# COMPETITIVE BODYBUILDING - POWERLIFTING - ATHLETICS & SPORTS > POWERLIFTING FORUM >  Interview with pro bencher Joe Luther

## Seanzilla HCPL

Former WABDL junior and open class world champion, BenchAmerica pro, Arnold Classic WPO benchpress competitor and 2 x Kings of the Bench medalist, Joe Luther's latest interview is now posted on House of Pain's BLOG.

At 165 pounds bodyweight, Luther's posted a 480.6 pound press in a single ply, drug tested federation and he also holds the Hardcore Powerlifting federation record with a 425 (raw) bench at 165 pounds bodyweight.

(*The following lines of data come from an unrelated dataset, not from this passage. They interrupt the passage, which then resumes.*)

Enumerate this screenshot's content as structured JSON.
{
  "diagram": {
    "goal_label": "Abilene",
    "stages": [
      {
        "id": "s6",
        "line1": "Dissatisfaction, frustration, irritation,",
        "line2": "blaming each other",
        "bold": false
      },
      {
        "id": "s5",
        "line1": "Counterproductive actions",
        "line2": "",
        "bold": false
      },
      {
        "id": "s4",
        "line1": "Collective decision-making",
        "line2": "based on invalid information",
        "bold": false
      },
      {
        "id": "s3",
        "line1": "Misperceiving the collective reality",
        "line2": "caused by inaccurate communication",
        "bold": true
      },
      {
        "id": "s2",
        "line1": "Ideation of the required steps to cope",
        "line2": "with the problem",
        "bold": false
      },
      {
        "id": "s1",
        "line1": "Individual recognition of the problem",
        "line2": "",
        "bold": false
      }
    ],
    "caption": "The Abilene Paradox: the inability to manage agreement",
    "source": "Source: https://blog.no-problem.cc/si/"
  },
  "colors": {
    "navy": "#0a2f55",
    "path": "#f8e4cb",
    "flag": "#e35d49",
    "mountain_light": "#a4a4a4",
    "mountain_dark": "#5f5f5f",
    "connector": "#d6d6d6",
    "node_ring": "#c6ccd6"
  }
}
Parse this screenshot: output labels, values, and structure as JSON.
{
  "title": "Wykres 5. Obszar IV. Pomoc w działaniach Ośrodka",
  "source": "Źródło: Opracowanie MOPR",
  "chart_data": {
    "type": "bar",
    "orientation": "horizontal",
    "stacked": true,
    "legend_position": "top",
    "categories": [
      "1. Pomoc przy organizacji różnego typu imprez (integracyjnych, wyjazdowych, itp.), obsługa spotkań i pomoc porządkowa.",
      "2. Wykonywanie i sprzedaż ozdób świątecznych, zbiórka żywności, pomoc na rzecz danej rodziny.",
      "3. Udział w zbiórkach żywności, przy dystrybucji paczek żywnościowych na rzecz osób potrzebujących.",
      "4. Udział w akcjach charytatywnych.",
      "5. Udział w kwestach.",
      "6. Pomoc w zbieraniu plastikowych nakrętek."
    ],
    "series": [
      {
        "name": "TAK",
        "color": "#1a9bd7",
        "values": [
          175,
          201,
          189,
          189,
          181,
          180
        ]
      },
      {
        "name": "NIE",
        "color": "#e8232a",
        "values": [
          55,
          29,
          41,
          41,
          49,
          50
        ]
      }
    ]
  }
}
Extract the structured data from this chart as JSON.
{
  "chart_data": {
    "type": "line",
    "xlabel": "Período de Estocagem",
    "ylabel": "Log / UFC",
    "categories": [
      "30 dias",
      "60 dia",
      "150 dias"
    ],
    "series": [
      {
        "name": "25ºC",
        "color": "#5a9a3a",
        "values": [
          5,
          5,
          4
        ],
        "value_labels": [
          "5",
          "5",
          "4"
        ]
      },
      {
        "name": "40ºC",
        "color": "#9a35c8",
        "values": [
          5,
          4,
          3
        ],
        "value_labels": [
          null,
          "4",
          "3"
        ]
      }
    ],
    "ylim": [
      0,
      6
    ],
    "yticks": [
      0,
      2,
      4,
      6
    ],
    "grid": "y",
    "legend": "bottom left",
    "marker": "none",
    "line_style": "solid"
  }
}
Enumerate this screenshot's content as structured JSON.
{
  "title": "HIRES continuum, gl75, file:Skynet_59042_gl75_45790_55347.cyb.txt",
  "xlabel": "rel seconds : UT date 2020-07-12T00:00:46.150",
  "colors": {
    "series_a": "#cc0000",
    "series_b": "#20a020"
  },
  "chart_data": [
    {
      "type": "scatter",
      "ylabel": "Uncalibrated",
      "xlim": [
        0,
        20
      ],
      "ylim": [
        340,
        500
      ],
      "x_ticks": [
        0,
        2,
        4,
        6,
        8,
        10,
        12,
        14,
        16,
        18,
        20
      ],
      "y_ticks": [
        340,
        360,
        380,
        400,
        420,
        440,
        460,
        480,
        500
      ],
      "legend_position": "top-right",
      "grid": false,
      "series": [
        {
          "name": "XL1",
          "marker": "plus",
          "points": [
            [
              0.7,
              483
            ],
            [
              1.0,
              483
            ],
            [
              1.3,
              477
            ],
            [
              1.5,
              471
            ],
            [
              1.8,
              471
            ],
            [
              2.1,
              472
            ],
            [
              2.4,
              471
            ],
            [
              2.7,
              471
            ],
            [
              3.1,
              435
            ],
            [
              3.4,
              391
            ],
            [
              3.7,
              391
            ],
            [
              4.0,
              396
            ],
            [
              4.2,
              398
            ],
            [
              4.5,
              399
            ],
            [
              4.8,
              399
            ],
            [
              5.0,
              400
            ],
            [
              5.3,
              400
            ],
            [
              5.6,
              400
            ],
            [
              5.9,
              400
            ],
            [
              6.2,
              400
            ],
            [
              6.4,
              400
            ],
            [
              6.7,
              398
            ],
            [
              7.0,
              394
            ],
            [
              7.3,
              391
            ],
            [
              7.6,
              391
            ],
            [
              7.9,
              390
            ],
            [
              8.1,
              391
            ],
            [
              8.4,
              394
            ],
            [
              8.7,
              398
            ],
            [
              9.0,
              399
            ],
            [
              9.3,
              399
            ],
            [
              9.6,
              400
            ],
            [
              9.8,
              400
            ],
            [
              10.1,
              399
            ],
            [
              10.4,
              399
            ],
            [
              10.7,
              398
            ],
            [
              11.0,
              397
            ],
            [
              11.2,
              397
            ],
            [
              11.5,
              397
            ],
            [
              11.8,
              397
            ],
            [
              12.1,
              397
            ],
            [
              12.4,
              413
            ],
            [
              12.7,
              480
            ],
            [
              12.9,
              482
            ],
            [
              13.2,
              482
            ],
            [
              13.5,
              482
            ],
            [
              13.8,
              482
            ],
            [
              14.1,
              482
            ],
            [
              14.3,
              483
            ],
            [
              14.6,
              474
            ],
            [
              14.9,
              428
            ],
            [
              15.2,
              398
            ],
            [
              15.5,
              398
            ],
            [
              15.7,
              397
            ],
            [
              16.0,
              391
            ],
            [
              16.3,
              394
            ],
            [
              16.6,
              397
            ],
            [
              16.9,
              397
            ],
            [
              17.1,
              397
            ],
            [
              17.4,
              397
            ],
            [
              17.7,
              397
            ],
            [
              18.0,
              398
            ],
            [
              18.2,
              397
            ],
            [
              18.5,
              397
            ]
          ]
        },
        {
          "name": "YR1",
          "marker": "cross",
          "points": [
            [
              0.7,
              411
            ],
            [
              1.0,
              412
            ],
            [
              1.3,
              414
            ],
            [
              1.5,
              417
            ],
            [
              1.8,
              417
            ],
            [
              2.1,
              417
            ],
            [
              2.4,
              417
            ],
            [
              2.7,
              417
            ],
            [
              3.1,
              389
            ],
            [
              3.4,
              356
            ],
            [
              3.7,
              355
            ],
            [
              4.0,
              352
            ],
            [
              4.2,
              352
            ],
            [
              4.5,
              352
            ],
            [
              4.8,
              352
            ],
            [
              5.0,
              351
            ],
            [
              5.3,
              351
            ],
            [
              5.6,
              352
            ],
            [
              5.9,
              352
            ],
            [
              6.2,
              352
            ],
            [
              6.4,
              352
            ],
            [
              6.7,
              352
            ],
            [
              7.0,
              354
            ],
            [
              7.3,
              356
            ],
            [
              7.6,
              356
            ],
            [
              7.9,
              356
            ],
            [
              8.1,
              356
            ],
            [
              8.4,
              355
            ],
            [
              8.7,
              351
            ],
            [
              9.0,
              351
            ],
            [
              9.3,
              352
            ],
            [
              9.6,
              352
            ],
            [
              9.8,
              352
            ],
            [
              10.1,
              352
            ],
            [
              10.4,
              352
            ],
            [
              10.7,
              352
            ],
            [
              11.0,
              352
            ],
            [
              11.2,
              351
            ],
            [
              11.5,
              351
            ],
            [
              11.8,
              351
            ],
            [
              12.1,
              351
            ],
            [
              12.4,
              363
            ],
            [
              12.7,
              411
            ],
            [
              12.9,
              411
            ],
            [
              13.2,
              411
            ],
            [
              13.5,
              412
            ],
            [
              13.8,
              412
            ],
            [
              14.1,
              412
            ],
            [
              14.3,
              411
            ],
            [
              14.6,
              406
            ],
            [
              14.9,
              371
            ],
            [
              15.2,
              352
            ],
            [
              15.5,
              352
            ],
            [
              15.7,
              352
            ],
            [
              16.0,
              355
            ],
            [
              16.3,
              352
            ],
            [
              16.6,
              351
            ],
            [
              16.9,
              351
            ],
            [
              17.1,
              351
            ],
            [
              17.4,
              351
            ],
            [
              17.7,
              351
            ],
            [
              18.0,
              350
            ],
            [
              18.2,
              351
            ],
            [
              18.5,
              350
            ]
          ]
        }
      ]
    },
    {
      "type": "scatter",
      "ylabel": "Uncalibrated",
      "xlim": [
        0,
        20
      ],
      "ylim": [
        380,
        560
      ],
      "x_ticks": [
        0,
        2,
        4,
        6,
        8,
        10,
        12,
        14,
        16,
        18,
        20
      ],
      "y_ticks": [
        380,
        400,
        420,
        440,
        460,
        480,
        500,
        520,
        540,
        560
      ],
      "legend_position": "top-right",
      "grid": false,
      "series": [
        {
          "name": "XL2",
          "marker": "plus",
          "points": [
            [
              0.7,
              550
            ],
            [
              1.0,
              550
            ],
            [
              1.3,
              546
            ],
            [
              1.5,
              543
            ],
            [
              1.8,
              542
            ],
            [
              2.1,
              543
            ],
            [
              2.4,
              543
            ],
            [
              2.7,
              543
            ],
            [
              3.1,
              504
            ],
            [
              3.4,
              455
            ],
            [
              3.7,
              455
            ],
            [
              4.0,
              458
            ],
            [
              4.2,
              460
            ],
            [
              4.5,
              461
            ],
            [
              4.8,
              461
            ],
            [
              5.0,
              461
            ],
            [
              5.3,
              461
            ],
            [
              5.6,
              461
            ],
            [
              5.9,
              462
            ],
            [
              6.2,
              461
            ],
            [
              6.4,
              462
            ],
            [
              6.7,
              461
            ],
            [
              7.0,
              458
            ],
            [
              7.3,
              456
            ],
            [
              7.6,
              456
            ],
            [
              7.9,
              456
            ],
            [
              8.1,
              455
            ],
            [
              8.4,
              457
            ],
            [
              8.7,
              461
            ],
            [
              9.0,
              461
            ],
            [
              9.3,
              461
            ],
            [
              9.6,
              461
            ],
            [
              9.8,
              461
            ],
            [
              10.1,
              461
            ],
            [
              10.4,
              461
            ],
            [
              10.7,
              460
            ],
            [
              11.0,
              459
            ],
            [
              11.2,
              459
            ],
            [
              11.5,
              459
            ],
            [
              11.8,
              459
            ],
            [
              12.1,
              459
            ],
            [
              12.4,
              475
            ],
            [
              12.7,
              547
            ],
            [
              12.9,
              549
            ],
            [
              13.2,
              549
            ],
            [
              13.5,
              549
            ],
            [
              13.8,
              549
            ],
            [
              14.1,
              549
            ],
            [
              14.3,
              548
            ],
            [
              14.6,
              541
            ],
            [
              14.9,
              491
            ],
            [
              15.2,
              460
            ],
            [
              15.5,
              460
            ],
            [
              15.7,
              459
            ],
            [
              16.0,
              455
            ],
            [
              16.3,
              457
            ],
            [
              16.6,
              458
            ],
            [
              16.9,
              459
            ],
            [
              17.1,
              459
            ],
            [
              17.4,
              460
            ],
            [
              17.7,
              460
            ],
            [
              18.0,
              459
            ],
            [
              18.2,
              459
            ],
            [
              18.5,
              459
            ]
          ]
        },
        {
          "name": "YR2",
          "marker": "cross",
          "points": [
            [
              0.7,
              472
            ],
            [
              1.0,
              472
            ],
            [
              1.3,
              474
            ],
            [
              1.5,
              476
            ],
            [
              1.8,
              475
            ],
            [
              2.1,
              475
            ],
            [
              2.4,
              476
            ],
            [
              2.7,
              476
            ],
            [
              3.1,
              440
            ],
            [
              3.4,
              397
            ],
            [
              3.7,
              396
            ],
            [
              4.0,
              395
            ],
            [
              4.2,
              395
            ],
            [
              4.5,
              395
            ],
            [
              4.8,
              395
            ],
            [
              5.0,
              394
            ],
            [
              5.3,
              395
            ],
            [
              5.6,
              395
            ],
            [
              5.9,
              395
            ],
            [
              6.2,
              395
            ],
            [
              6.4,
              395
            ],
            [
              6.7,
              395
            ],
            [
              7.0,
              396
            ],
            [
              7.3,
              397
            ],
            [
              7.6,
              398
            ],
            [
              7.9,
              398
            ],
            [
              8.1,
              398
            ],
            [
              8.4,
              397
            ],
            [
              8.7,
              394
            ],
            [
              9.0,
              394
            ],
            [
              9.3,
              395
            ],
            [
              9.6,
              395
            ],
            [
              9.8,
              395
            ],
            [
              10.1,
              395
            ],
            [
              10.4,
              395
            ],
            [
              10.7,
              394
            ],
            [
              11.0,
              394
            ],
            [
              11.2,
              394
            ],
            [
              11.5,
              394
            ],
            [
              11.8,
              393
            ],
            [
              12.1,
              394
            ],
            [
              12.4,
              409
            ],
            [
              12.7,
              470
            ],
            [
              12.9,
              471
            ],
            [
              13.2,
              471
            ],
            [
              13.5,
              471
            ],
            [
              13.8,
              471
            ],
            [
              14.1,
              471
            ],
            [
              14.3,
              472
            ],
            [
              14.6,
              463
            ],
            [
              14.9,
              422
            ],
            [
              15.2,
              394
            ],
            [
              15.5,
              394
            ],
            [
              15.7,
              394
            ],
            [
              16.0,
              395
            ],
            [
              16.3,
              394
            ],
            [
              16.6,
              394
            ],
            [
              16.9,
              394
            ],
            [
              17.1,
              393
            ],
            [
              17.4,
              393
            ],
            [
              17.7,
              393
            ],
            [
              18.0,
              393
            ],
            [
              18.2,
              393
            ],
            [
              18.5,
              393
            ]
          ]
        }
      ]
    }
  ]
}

In addition to his best max benches, Luther's benched 225lbs for 30 full range reps at 165lbs bodyweight in a strict power bench challenge.

Read about his arch building techniques (with photos) and max raw bench training day here

http://www.houseofpain3.com/wlsnews/

----------


## rhino1

nice

----------


## quarry206

ok please let me say first this is one strong mofo.. and is a god among men when it comes to the mid to light weight class at most events..

but what feds allows him to left his whole body off the bench, it was unreal some of the pics of him benching looked like only the tips of his shoulders were touchin..

is that a normal thing? i have only been to about three fed events and never seen that form before..

----------